We get out of the car. I am introduced to the regional director of agriculture, the regional security chief, ranking StB, VB, and army officers, and Interior Ministry officials from Prague.
There are several tents in which army field telephones are connected to zookeepers living with their animals in quarantine inside the zoo. Everyone wears rubber boots and leaves footprints in the powder. It is early evening now. The bonfires marking Čarodějnice have not yet been lit.
The new regional director of the state veterinary service walks over.
“František Vokurka,” he says, not extending his hand. “You must be the sharpshooter.”
“I’m the forester,” I say.
“Thanks for coming. I asked for a sharpshooter. I want to make this as humane as possible. We’ve tried strangulation. Chemicals are unsatisfactory for this size and number of giraffes. It’s too late for arguments or alternatives. Comrade: You are to shoot all the giraffes.”

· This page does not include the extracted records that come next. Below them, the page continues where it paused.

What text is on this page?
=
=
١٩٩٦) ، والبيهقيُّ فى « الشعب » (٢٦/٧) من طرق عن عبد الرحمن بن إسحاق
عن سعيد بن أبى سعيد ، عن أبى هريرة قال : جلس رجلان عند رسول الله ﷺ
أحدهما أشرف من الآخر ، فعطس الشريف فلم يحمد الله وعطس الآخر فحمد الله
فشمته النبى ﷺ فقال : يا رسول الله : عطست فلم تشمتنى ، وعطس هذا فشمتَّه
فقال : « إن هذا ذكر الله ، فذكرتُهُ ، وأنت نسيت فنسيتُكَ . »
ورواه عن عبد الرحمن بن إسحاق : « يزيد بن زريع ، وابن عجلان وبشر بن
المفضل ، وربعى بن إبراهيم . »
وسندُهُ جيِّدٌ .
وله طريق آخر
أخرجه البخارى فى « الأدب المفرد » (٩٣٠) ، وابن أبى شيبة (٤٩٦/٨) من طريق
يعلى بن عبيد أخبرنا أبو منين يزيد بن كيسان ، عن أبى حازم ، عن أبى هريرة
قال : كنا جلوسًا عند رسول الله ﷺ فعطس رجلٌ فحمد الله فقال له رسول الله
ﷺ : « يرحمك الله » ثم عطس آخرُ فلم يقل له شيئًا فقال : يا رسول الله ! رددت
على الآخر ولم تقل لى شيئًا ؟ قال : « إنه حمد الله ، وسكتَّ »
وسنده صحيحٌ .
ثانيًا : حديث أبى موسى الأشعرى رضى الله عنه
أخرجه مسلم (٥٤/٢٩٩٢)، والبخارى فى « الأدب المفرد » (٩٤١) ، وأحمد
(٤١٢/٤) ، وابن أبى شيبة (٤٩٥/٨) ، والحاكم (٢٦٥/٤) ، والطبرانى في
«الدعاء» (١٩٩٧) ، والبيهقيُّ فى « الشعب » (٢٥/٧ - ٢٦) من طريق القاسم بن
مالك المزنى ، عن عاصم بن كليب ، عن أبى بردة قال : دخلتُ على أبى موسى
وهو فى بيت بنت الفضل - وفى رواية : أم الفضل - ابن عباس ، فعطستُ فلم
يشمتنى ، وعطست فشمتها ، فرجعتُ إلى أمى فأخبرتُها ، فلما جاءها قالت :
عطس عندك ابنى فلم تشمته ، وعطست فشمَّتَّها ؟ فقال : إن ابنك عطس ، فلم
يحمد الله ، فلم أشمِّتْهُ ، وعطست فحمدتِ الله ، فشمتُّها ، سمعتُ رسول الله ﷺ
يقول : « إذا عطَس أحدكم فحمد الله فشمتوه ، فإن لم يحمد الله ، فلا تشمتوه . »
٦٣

I push my spectacles back. I feel myself falling back, as though shoved.
“How many?” I ask.
“Two have already been shot,” he says, avoiding my look.
“How many?”
“This is difficult for me,” he says. “I accompanied many of these giraffes from Africa.” He pauses, looks down. “Forty-seven,” he says. “Including fourteen calves.”
I want to walk away, but I do not.
“What about the zoo director? I don’t see him here.”
“He’s been abroad. He’s returning as we speak. Look,” he says, “the giraffes are done through with contagion. They have the pox. Their hides have opened into sores. There is no time to lose. The collective farms are already bringing complaints, saying their cows are giving no milk and their calves are dying without explanation.”